Mycoplasma fermentans as a Commensal
Mycoplasma fermentans as a Commensal
abstract & commentary
Synopsis: Mycoplasma fermentans appears to be a common commensal organism.
Source: Ainsworth JG, et al. Detection of Mycoplasma fermentans in healthy students and patients with congenital immunodeficiency. J Infect 2000;40:138-140.
Mycoplasma fermentans gained some notoriety several years ago when it was suggested to be a major cofactor in HIV infection. M. fermentans had previously been associated with a wide range of diseases including seronegative arthritis, acute respiratory disease, and nongonococcal arthritis. Since culture of mycoplasmas is laborious and probably less than 100% sensitive, DNA amplification technology using polymerase chain reaction (PCR) has revolutionized the study of mycoplasma.

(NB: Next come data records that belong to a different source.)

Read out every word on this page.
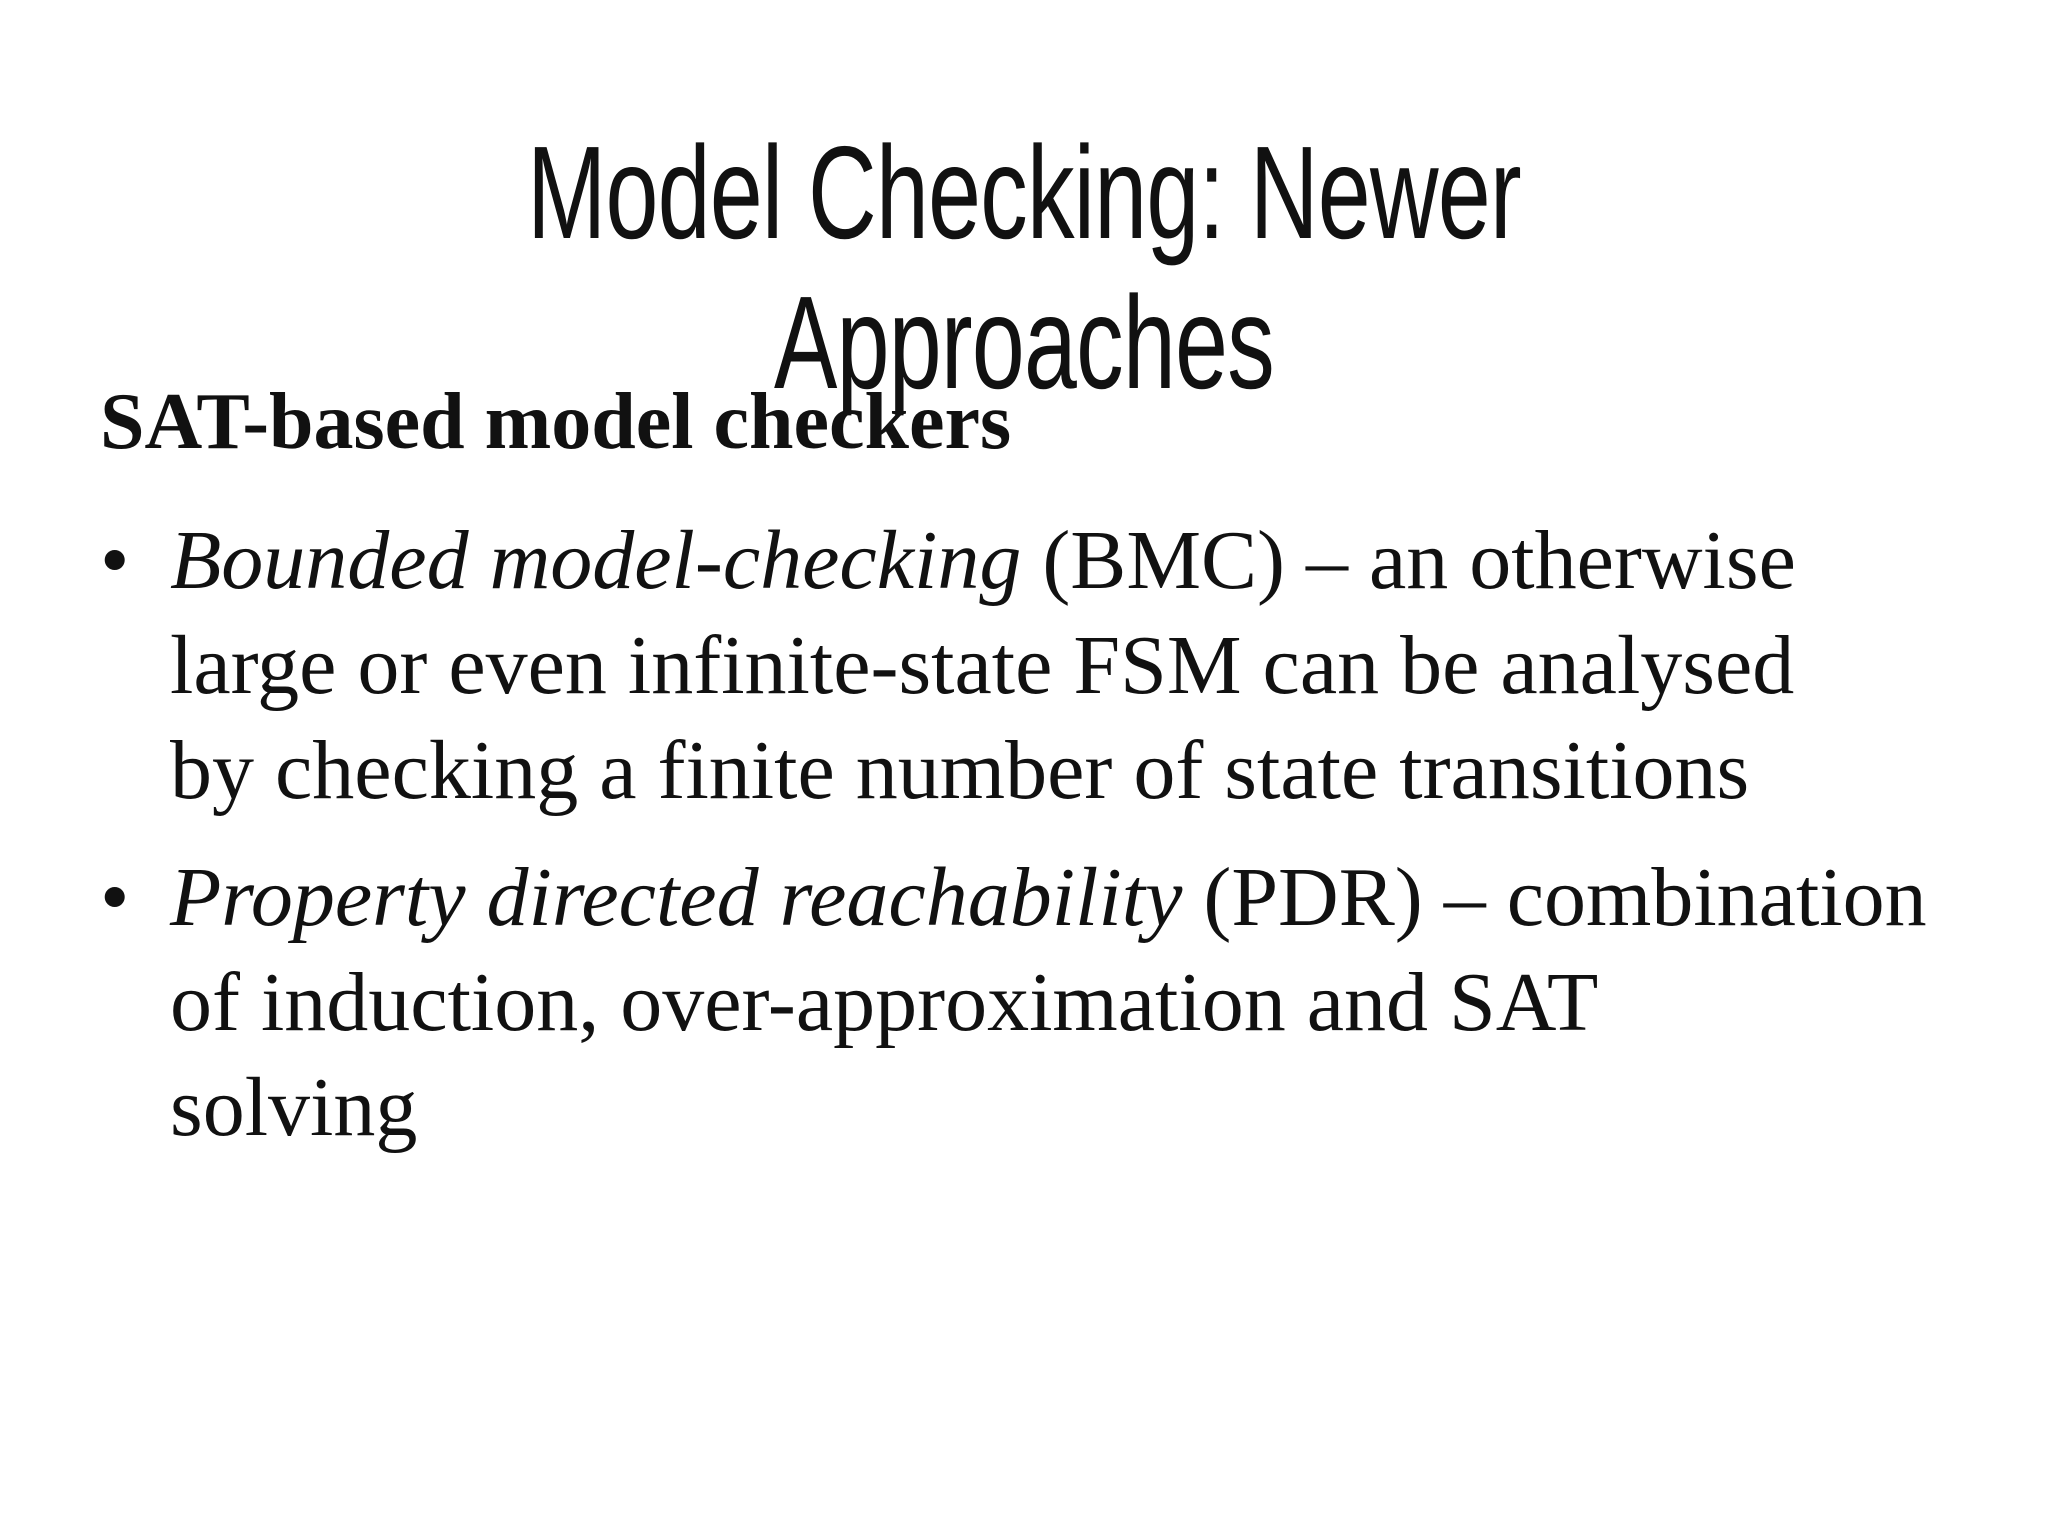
Model Checking: Newer Approaches
SAT-based model checkers
• Bounded model-checking (BMC) – an otherwise
large or even infinite-state FSM can be analysed
by checking a finite number of state transitions
• Property directed reachability (PDR) – combination
of induction, over-approximation and SAT
solving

What is needed in the study of M. fermentans is an understanding of the true epidemiology of the organism. In this study from a group of British investigators who have been publishing on this organsim for years, medical students were used as healthy controls. A second group of 19 patients had common variable immunodeficiency. Samples for DNA amplification from both groups included throat, urine, and peripheral blood mononuclear cells (PBMCs).
PCR analysis produced the following results: for the student group of 62 throat samples, 11 (18%) were positive; of 46 urine samples, 17% were positive. For students who provided both a urine and throat sample, 27% were positive, but only four were positive at both sites. Of the 19 immune deficiency patients, only one was PCR positive in the throat, and three were positive in urine. Three of these four positive patients were receiving gamma globulin therapy. None of the immune deficiency patients had PCR-positive PBMC.
Comment by Joseph F. John, MD
This study suggests further studies in pathologic states to determine the presence of M. fermentans DNA. Ainsworth and colleagues feel that the presence in tissue of M. fermentans DNA indicates invasiveness. On the contrary, perhaps organisms of such low pathogenicity can exist in tissue without giving rise to disease. There are some reasonably good animal models for Mycoplasma infection and perhaps with new DNA array technology, a pathologic role can be detected.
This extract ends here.